There is an appointed time for everything
and a time for every affair under the heavens.

Ecclesiastes 3:1

Time management is almost always an issue. If you interact with others in any way, you understand. In my case, even when I set aside a day or a few hours for my own use, I find that a persistent headache or a more persistent worry can derail my plans. This is the reason I’ve cited one of my favorite scripture passages for guidance.

This verse from Ecclesiastes indicates that there is time for everything. Still, throughout my entire life to date, I’ve never had time for everything. In spite of this fact, when it comes to time allotment, we all have important input. At age sixteen, I decided that I would likely not be a “straight A” student because I had to devote time to the part-time job which would fund my college education. Once I came to this realization, I balanced school and work more effectively. In the end, I maintained my grades and entered college with a scholarship and savings enough to keep me there.

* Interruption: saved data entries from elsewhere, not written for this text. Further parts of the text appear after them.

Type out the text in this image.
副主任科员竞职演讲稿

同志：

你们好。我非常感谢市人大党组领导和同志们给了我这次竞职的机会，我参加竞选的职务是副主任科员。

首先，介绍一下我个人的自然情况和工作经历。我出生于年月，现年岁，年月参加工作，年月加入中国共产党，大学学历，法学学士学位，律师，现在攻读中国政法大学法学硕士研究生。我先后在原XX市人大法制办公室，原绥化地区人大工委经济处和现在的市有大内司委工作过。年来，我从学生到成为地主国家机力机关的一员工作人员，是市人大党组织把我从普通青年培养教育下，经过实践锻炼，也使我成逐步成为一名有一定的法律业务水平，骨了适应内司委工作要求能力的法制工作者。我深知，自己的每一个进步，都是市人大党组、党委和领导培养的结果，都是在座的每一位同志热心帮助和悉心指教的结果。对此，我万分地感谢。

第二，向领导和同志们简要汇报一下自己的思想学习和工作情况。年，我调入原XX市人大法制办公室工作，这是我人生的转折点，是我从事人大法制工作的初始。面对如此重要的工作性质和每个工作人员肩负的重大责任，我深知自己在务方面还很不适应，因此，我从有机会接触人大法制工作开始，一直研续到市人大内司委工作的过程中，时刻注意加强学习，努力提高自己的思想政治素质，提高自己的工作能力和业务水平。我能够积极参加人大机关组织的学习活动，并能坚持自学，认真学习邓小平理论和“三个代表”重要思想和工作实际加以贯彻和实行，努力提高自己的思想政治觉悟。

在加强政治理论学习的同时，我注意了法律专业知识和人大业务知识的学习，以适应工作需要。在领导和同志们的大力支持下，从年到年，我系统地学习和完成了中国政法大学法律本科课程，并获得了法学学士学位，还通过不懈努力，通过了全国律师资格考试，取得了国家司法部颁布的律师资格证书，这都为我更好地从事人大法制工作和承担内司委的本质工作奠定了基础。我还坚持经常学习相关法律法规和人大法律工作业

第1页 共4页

Today, because time-allotment is an issue once again, I prioritize my concerns once again. The time my husband and I set aside to spend with our grandchildren is etched in stone -our choice. The book stored in that computer file, my head and my heart, which I’ve promised to finish is also a priority -my choice. Life-at-large always demands a measure of our time regardless of whose choices are involved. In the end, God asks only that we use the time at hand as best we can.

God of Love, be with us through all of this life’s the appointed times.